The Parole Board of Canada first granted him day parole in March 2020. His day parole has been continued three times since.
In their latest ruling, which was rendered on Jan. 6 and released to the Optimist this week, the Parole Board authorized the leave to four nights a week at the home of his spouse in northern B.C. and three nights a week at a halfway house.
Several special conditions have been imposed including: a geographical restriction to not travel to Vancouver Island or the Lower Mainland; no contact with any person Lord may know or have reason to believe is involved in criminal activity and or substance abuse; and no direct or indirect contact with the deceased victims’ families, including extended family members and crown witnesses.
In his latest application, Lord asked the Parole Board to allow him to travel to Chilliwack, where some of his family members reside, but the Parole Board denied that request.
He was also looking to spend five nights per week at the home of his spouse and two nights at a halfway house.
“The Board has received several victim impact statements expressing significant objection to you travelling to Chilliwack,” wrote the board. “Victims state that they would be afraid if you were permitted to be so close to their communities and that some of them travel to Chilliwack from time to time and would be afraid and harmed if they ran into you there.
“Given the victims concerns and requests for protection, and the lack of information about how this requested change would contribute to your reintegration, the Board is not changing the wording of this special condition. The special condition limiting your travel to certain geographic locations remains imposed as it is considered reasonable and necessary to protect the victims.”
Lord was one of three teenagers convicted in a 1990 double murder case in Tsawwassen.
He still maintains his innocence to this day.
Lord and David Muir were hired by Darren Huenemann to kill Huenemann’s mother and grandmother, Sharon Huenemann and Doris Leatherbarrow, in a murder-for-hire plot.
The two were promised part of a $4-million inheritance
All three were convicted in 1992.
The three teens lived in Saanich at the time of the murder and at trial the prosecution said that on Oct. 5, 1990, Huenemann and his girlfriend dropped Lord and Muir off at the ferry terminal.

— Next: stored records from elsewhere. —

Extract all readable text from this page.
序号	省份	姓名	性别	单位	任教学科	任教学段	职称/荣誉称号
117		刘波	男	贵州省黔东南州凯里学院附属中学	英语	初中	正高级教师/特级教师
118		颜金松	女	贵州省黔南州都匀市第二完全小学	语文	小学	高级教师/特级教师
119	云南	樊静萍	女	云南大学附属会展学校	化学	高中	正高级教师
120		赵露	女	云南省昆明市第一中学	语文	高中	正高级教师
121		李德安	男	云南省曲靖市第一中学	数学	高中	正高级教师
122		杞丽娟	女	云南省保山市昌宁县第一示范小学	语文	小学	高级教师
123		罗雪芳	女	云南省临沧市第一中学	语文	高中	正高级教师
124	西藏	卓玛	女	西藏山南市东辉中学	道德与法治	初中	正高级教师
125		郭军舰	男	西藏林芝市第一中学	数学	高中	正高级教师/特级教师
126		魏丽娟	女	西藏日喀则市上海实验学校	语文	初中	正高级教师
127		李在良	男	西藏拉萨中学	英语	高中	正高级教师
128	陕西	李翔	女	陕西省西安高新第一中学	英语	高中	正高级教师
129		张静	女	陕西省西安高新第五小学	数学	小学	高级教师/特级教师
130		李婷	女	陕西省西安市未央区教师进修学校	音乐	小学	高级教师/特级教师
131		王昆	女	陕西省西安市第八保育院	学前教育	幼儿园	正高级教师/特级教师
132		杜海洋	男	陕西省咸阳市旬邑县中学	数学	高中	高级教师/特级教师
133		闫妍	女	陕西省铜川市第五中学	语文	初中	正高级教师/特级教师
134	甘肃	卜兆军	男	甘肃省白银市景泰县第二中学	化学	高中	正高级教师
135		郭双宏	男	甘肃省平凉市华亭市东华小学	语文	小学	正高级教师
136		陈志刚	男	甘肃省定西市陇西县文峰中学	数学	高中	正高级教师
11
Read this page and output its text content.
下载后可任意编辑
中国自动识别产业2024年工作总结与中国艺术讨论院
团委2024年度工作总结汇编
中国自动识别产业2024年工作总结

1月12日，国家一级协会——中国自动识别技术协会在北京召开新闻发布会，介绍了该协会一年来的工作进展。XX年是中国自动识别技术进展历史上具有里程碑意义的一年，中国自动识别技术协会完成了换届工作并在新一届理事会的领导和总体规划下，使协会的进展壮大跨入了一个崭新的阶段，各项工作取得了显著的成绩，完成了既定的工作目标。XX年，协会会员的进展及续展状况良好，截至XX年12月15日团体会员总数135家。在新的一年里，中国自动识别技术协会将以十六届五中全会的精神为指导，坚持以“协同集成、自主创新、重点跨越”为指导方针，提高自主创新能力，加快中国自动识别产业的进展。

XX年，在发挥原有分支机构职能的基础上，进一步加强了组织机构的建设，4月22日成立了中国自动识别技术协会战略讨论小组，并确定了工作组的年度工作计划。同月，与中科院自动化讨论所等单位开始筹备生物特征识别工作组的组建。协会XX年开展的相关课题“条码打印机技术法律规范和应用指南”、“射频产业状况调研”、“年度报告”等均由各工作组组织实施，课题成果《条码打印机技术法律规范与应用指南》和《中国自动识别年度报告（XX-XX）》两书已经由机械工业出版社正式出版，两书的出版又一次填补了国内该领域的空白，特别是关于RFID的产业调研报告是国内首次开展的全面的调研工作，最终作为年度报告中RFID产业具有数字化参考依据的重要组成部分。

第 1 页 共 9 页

The pair then went to Leatherbarrow's Tsawwassen home and, after being invited in for dinner by the two women, bludgeoned and stabbed them to death.
The two teens then took the ferry home and were picked up by Huenemann and his girlfriend.
Lord and Muir were both sentenced to life in prison with no chance of parole for 10 years.
Huenemann received a life sentence with no chance of parole for 25 years.
After his conviction, Muir, who pleaded not guilty at trial, admitted his role in the murders and has been out on parole for over a decade.
He was granted day parole in April 2002 and full parole a year later.
Huenemann five years ago appeared before the parole board at his Quebec prison for the first time where his parole request was denied.